Crónicas de Cannes: la pista nacionalista

Transcurridos sus primeros cinco días, el festival llegó a su punto más alto con La Chambre bleue, del francés Mathieu Amalric, y al más bajo con The Captive, del canadiense Atom Egoyan. Breve comentario sobre el entusiasmo generalizado por Relatos salvajes, de nuestro Damián Szifrón, y sobre la dormida invernal del turco Nuri Bilge Ceylan.
Wintersleep

En un festival en el que el nacionalismo rankea muy alto (y no estoy hablando solamente de mis compatriotas), los franceses pueden quedarse tranquilos. La Chambre bleue, de MathieuAmalric, presente en la Quincena, es hasta ahora la mejor película vista en el festival. Después de esa obra maestra que es Tournée, Amalric cambia de registro y realiza una adaptación de la novela de Georges Simenon del mismo título. Filmada en formato 4:3 (adelantándose a Lisandro Alonso y su Jauja) y pequeña en el mejor de los sentidos, la película parece destinada a pasar desapercibida en un festival que sufre de elefantiasis y apuesta por películas que no pasarían jamás un control antidoping. En este estado de las cosas, Amalric elige ir por otro lado y realiza un film de cámara, heredero de Chabrol y con algunas imágenes que remiten a Manoel de Oliveira, sin transformarse jamás en un simple juego de referencias cinéfilas. La historia de la película cuenta, como en gran parte de la obra del escritor, un crimen pasional en un pequeño pueblo de la costa francesa. La película va y viene en el tiempo, acumula pistas y hasta se da el lujo de filmar una escena de juicio. Pero lo importante aquí no es resolver un misterio (Amalric es un cineasta y no un hábil guionista), sino registrar los cuerpos de los protagonistas, la ciudad, la habitación de un hotel de paso que marcará definitivamente la vida de los protagonistas.

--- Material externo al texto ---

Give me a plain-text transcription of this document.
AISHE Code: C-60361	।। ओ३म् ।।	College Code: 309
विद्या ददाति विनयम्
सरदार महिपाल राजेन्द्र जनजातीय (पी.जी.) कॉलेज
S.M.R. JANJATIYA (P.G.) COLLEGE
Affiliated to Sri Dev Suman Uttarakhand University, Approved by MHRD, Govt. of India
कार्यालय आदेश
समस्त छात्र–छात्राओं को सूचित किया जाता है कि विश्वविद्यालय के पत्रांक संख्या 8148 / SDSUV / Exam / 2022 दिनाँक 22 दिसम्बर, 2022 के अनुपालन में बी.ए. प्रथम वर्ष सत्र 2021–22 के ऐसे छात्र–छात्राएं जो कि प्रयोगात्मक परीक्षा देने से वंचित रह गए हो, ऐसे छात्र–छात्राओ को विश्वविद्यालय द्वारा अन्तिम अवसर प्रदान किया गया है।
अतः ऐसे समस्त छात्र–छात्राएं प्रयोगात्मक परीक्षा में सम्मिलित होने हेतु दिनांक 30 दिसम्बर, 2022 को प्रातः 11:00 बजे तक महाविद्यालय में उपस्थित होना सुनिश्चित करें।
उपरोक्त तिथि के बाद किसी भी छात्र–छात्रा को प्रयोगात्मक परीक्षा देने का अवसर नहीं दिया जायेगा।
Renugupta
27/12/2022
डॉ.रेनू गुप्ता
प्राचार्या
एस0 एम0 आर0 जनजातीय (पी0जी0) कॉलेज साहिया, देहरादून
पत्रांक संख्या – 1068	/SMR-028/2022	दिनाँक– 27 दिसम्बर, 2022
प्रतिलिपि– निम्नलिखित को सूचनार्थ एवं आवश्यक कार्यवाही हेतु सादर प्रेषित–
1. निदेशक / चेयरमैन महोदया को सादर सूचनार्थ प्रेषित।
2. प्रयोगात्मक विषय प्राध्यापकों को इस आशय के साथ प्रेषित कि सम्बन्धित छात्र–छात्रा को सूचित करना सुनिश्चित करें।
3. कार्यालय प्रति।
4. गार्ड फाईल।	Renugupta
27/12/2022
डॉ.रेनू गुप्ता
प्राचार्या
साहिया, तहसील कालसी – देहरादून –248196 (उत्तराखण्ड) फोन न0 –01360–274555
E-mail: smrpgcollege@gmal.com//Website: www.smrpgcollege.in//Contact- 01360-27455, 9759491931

De ser posible la definición, Le Chambre bleue es una pequeña obra maestra. Pequeña y grande a la vez, como Amalric, quien en un brillante momento de la película no duda en burlarse de su escasa estatura.

Los canadienses, por otro lado, están en problemas. The Captive, de Atom Egoyan, es una película tan ridícula como mala en todas las acepciones de la palabra. En la tierra donde Serge Daney utilizó la palabra abyección, Egoyan cuenta la historia de una familia afectada por la desaparición de su pequeña hija capturada por una red de pedófilos perseguidos por un grupo de policías especializados en ese tipo de crímenes. Esta breve descripción de la trama debería servirnos como una advertencia de que nada bueno puede salir de semejante historia. Pero esto no es todo: la película está protagonizada por actores “famosos” (Ryan Reynolds y Rosario Dawson) y otros ya olvidados pero recuperados por Egoyan de algún estante de un videoclub (Scott Speedman), quienes, en su intento de sufrida y solemne seriedad, solo hacen el ridículo. Alguien me comenta que la película, a pesar de su tema, no se toma nunca en serio. De ser esto así, a la ineptitud del director canadiense habría que agregarle también que se trata de un cretino. Los silbidos del público al final de la película y las risas con las que eran recibidas algunas de las situaciones y resoluciones de la historia dejaron en claro el lugar de escarnio que merece The Captive. El punto más bajo de un festival que no levanta vuelo.

Proyectada en un horario atípico y con una sola pasada (la excusa de esto es su duración de más de tres horas, pero lo mismo ocurre con la película de Alonso, que no llega a las dos horas), Wintersleep, del turco Nuri Bilge Ceylan, también cumple. Si bien algunas constantes de la obra del autor se repiten –los personajes perdidos en un paisaje tremendo, la historia del país atravesando las historias personales, las increíbles imágenes que logra el director de fotografía Gökhan Tiyaki–, hay algo en la forma elegida por el director que hace que la película funcione por escenas independientes. O quizás se trate del peso y la sombra de la película anterior de su director: Once Upon a Time in Anatolia.

Y por último, también se realizó el estreno de Relatos salvajes, de Damián Szifrón, representante argentina en la Competencia Oficial. La recepción de la crítica fue mayoritariamente positiva, y la presencia del productor Pedro Almodóvar funcionó como publicidad y aval para un director que la mayoría (prensa especializada y público) no registraba en el panorama del cine actual. La comitiva local, como buena parte de la prensa argentina presente en el festival, desborda de entusiasmo ante la película, algo que, debo reconocer, no comparto. Pero sobre esto escribiremos en la próxima edición de la revista. Los temas familiares es mejor arreglarlos en casa.